For each stock listed—and it is a pretty large board that shows much more than the leaders in any particular group— the quote board will indicate the present and past year's high and low, the previous day's opening, high, low, and closing prices, and the successive prices of the current day's sales. There may also be a panel of commodity prices. Very likely there will be either a ticker machine or a projection of its tape on a screen that enlarges the figures sufficiently for them to be read across the room. There may also be a Dow-Jones ticker, which taps out news, statistics, and whatever economic and financial information the extensive D-J organization may dig up.

Generally, chairs or benches are ranged in front of the quote board so that customers may take their ease while learning what the new day brings.

This is all for your convenience. Of course, you can get the same information simply by phoning your broker, but his office welcomes your visit.

What you do not see is your firm's research department, accounting department, and vault though you can if you wish. The research department consists of a staff of securities analysts who study and report on the performance and prospects of various stocks. Many analysts hit the road frequently to examine companies firsthand. Some specialize in oils, others in railroads or utilities. Much of their work is continuing study of one company after another, but they are also available for specific analyses at a customer's request. (No one will do a special run-down on duPont to see whether you should buy 10 shares, however!)

The accounting department is, of course, responsible for keeping track of the thousands of transactions completed, and for maintaining records of each customer's position.

Many brokerage houses are also investment banking firms, prepared to share in underwriting new securities issued by companies seeking more capital. A company issuing stock does not sell directly to the public. It sells the entire issue to a syndicate of underwriters, which resells it at a small mark-up, or "spread," to the public. In this case, no commission is charged because the broker's expenses and profit on the distribution are included in the premium you pay.

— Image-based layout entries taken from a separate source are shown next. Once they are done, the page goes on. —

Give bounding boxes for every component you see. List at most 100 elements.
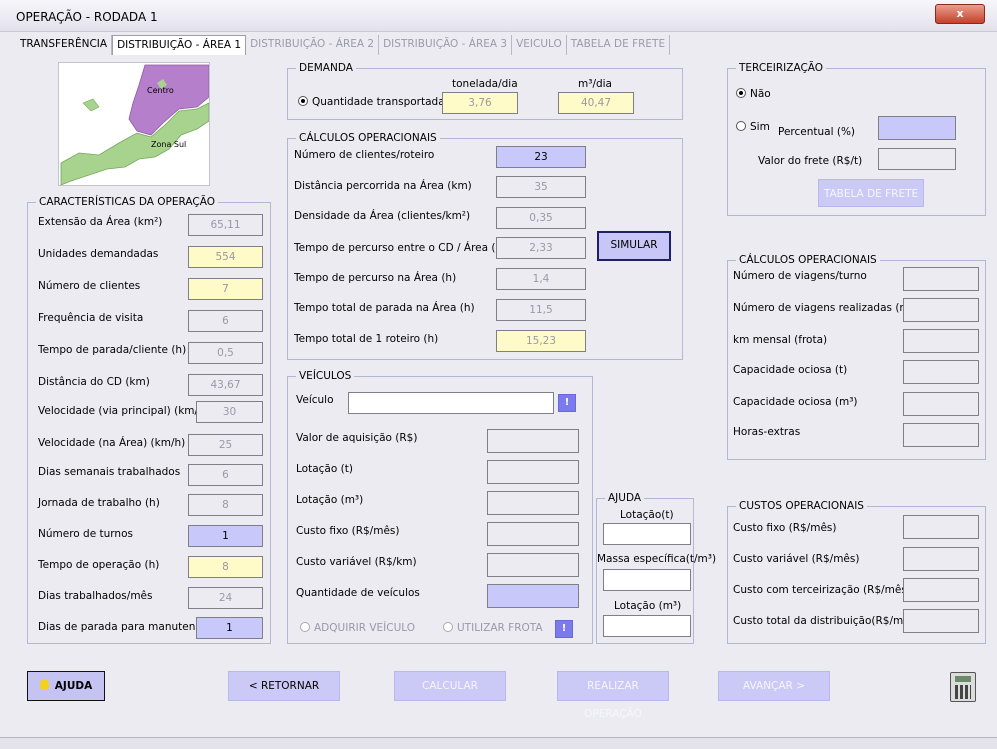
field-capacidade-t <box>903 360 979 384</box>
calculos-right-title: CÁLCULOS OPERACIONAIS <box>736 254 880 267</box>
label-velocidade-area: Velocidade (na Área) (km/h) <box>38 437 186 449</box>
calcular-button[interactable]: CALCULAR <box>394 671 506 701</box>
veiculo-select[interactable] <box>348 392 554 414</box>
field-unidades[interactable]: 554 <box>188 246 263 268</box>
tabela-frete-button[interactable]: TABELA DE FRETE <box>818 179 924 207</box>
ajuda-title: AJUDA <box>605 492 645 505</box>
tab-distribuicao-area-3[interactable]: DISTRIBUIÇÃO - ÁREA 3 <box>379 35 513 55</box>
label-valor-aquisicao: Valor de aquisição (R$) <box>296 432 418 444</box>
label-custo-fixo-mes: Custo fixo (R$/mês) <box>733 522 837 534</box>
lightbulb-icon <box>39 679 49 690</box>
label-capacidade-t: Capacidade ociosa (t) <box>733 364 848 376</box>
radio-sim-dot[interactable] <box>736 121 746 131</box>
label-distancia-area: Distância percorrida na Área (km) <box>294 180 472 192</box>
label-unidades: Unidades demandadas <box>38 248 159 260</box>
label-dias-parada: Dias de parada para manutenção <box>38 621 215 633</box>
ajuda-field-massa[interactable] <box>603 569 691 591</box>
field-custo-terceirizacao <box>903 578 979 602</box>
tab-strip: TRANSFERÊNCIA DISTRIBUIÇÃO - ÁREA 1 DIST… <box>16 35 671 55</box>
tab-transferencia[interactable]: TRANSFERÊNCIA <box>16 35 113 55</box>
tab-veiculo[interactable]: VEICULO <box>512 35 567 55</box>
map-label-zona-sul: Zona Sul <box>151 140 186 149</box>
field-num-clientes[interactable]: 7 <box>188 278 263 300</box>
field-capacidade-m3 <box>903 392 979 416</box>
ajuda-label-lotacao-m3: Lotação (m³) <box>614 600 682 612</box>
radio-utilizar-frota[interactable]: UTILIZAR FROTA <box>443 622 543 634</box>
radio-adquirir-veiculo[interactable]: ADQUIRIR VEÍCULO <box>300 622 415 634</box>
demanda-unit-ton: tonelada/dia <box>452 78 518 90</box>
label-custo-total: Custo total da distribuição(R$/mês) <box>733 615 920 627</box>
label-veiculo: Veículo <box>296 394 334 406</box>
radio-nao-dot[interactable] <box>736 88 746 98</box>
label-custo-terceirizacao: Custo com terceirização (R$/mês) <box>733 584 911 596</box>
calculator-keys-icon <box>955 685 971 699</box>
retornar-button[interactable]: < RETORNAR <box>228 671 340 701</box>
label-densidade: Densidade da Área (clientes/km²) <box>294 210 471 222</box>
label-tempo-roteiro: Tempo total de 1 roteiro (h) <box>294 333 439 345</box>
calculos-title: CÁLCULOS OPERACIONAIS <box>296 132 440 145</box>
field-custo-fixo <box>487 522 579 546</box>
veiculo-info-button[interactable]: ! <box>558 394 576 412</box>
field-tempo-cd-area: 2,33 <box>496 237 586 259</box>
field-tempo-parada-area: 11,5 <box>496 299 586 321</box>
field-clientes-roteiro: 23 <box>496 146 586 168</box>
field-velocidade-area: 25 <box>188 434 263 456</box>
radio-frota-dot[interactable] <box>443 622 453 632</box>
radio-terceirizacao-nao[interactable]: Não <box>736 88 771 100</box>
realizar-operacao-button[interactable]: REALIZAR OPERAÇÃO <box>557 671 669 720</box>
tab-distribuicao-area-2[interactable]: DISTRIBUIÇÃO - ÁREA 2 <box>246 35 380 55</box>
demanda-radio-dot[interactable] <box>298 96 308 106</box>
field-tempo-operacao[interactable]: 8 <box>188 556 263 578</box>
caracteristicas-title: CARACTERÍSTICAS DA OPERAÇÃO <box>36 196 218 209</box>
field-demanda-ton[interactable]: 3,76 <box>442 92 518 114</box>
label-viagens-realizadas: Número de viagens realizadas (mês) <box>733 302 926 314</box>
window-titlebar: OPERAÇÃO - RODADA 1 x <box>0 0 997 32</box>
label-num-turnos: Número de turnos <box>38 528 133 540</box>
ajuda-field-lotacao-t[interactable] <box>603 523 691 545</box>
map-image: Centro Zona Sul <box>60 64 209 185</box>
label-tempo-parada: Tempo de parada/cliente (h) <box>38 344 187 356</box>
veiculos-title: VEÍCULOS <box>296 370 355 383</box>
label-horas-extras: Horas-extras <box>733 426 801 438</box>
label-tempo-operacao: Tempo de operação (h) <box>38 559 160 571</box>
tab-tabela-de-frete[interactable]: TABELA DE FRETE <box>567 35 671 55</box>
ajuda-field-lotacao-m3[interactable] <box>603 615 691 637</box>
demanda-radio[interactable]: Quantidade transportada <box>298 96 445 108</box>
field-custo-variavel <box>487 553 579 577</box>
demanda-unit-m3: m³/dia <box>578 78 612 90</box>
label-custo-variavel: Custo variável (R$/km) <box>296 556 417 568</box>
label-lotacao-t: Lotação (t) <box>296 463 353 475</box>
tab-distribuicao-area-1[interactable]: DISTRIBUIÇÃO - ÁREA 1 <box>112 35 247 55</box>
custos-title: CUSTOS OPERACIONAIS <box>736 500 867 513</box>
label-valor-frete: Valor do frete (R$/t) <box>758 155 863 167</box>
avancar-button[interactable]: AVANÇAR > <box>718 671 830 701</box>
area-map: Centro Zona Sul <box>58 62 210 186</box>
calculator-button[interactable] <box>950 672 976 702</box>
window-title: OPERAÇÃO - RODADA 1 <box>16 10 158 24</box>
field-quantidade-veiculos[interactable] <box>487 584 579 608</box>
field-extensao: 65,11 <box>188 214 263 236</box>
field-custo-total <box>903 609 979 633</box>
field-num-turnos[interactable]: 1 <box>188 525 263 547</box>
field-horas-extras <box>903 423 979 447</box>
simular-button[interactable]: SIMULAR <box>597 231 671 261</box>
radio-terceirizacao-sim[interactable]: Sim <box>736 121 770 133</box>
radio-nao-label: Não <box>750 88 771 100</box>
ajuda-label-massa: Massa específica(t/m³) <box>597 553 717 565</box>
field-percentual[interactable] <box>878 116 956 140</box>
close-button[interactable]: x <box>935 4 985 24</box>
map-island <box>82 98 100 112</box>
field-jornada: 8 <box>188 494 263 516</box>
demanda-radio-label: Quantidade transportada <box>312 96 445 108</box>
field-distancia-area: 35 <box>496 176 586 198</box>
field-dias-parada[interactable]: 1 <box>196 617 263 639</box>
field-tempo-parada: 0,5 <box>188 342 263 364</box>
ajuda-label-lotacao-t: Lotação(t) <box>620 509 674 521</box>
field-tempo-percurso-area: 1,4 <box>496 268 586 290</box>
ajuda-button[interactable]: AJUDA <box>27 671 105 701</box>
field-demanda-m3[interactable]: 40,47 <box>558 92 634 114</box>
field-custo-variavel-mes <box>903 547 979 571</box>
frota-info-button[interactable]: ! <box>555 620 573 638</box>
field-velocidade-principal: 30 <box>196 401 263 423</box>
radio-adquirir-dot[interactable] <box>300 622 310 632</box>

Brokerage houses may also "take a position" in a stock. This simply means that partners or officers, or the brokerage company itself, may follow their own advice and buy one stock or another. Since the subsequent performance of these stocks may depend on how many other people become interested in them, brokerage houses scrupulously report their holdings to the public. As a customer, you can then decide whether Blank stock is a good buy because your smart broker has a piece, or whether his report on Blank is tinged with undue enthusiasm because he holds it.

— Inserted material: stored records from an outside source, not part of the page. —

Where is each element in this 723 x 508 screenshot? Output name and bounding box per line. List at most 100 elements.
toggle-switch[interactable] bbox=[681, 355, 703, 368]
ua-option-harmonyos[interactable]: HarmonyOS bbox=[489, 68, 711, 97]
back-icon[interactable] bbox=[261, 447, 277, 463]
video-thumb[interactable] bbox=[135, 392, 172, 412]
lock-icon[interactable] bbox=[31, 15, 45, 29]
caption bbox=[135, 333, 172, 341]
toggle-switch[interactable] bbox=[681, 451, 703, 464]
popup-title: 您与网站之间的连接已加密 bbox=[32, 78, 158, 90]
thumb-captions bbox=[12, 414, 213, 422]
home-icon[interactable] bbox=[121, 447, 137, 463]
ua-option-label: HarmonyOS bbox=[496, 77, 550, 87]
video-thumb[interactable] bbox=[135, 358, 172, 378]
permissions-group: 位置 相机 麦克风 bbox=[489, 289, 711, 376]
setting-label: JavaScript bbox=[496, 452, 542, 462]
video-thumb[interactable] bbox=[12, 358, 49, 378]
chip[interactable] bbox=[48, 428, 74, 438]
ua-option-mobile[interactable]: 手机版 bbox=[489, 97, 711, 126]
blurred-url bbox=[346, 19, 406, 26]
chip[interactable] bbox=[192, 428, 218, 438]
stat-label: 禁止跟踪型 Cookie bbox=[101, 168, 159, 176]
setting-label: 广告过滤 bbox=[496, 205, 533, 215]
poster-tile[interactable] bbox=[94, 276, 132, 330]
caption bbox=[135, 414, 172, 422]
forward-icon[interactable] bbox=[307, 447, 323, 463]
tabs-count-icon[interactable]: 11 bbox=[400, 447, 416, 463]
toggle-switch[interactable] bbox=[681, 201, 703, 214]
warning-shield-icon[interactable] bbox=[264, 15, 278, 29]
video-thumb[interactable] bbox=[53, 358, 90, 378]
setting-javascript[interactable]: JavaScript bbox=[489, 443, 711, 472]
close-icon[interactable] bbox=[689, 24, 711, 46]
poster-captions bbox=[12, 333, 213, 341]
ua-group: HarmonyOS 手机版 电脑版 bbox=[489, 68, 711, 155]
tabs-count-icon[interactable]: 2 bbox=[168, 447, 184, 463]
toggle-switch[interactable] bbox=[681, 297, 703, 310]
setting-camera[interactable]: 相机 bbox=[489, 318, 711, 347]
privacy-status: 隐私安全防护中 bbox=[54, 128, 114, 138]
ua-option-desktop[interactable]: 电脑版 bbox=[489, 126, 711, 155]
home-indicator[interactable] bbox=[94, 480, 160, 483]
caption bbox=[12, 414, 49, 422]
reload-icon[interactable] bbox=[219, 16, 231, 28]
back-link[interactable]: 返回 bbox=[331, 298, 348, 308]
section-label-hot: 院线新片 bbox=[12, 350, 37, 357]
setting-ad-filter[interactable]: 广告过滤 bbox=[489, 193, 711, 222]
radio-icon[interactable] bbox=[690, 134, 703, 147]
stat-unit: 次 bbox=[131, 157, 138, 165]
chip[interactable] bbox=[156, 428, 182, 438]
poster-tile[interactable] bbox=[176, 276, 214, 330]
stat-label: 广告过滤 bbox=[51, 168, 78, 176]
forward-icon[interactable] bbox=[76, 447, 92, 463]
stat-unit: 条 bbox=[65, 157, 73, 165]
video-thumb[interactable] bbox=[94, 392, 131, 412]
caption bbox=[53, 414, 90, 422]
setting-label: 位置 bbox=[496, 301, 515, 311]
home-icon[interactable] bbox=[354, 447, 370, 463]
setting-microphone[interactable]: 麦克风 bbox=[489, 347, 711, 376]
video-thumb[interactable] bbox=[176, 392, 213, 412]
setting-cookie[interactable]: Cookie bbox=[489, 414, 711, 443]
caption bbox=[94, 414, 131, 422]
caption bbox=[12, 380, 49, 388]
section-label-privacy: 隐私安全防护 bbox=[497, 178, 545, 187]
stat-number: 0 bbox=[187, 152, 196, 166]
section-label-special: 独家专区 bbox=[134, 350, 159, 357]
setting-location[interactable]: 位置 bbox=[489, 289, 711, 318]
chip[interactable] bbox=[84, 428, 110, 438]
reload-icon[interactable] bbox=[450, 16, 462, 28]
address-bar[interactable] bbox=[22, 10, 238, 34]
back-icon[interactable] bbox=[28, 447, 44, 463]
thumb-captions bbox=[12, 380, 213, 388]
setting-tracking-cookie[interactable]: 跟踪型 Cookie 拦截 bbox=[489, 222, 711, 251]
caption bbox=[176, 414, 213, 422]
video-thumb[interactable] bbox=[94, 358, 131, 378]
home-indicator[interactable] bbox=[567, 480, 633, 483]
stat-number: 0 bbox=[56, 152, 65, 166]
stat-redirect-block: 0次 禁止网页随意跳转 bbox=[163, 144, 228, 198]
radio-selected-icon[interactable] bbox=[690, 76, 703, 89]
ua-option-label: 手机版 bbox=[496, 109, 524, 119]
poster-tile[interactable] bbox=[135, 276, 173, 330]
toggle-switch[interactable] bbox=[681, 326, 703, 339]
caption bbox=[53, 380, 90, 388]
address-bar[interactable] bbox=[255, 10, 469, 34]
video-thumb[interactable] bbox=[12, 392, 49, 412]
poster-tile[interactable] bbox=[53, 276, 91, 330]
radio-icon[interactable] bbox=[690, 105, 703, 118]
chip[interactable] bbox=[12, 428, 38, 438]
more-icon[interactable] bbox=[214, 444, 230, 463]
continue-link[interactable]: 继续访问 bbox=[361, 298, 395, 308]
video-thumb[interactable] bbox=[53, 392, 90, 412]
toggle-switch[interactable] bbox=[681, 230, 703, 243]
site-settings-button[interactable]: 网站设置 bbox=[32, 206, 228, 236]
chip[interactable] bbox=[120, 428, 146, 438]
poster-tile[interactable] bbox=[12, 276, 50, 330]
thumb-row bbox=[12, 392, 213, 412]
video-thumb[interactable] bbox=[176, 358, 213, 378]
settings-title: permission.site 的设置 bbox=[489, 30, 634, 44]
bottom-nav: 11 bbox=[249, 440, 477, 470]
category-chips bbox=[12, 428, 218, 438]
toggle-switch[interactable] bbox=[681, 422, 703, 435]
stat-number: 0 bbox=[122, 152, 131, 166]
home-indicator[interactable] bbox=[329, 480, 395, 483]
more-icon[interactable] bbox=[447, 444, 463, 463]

The ramifications of brokerage are many, but the central concern of every good house is the service it provides its customers. Not just its rich customers, either. Read the ads. Analyze the educational and promotional literature brokerage houses are putting out, and you will see that much of it is directed at the small investor. Have no fear that you will get a cold eye or a second-class treatment because you have only a few hundred dollars to invest, or simply want to start a $40-a-month investment plan. These days, everyone is welcome.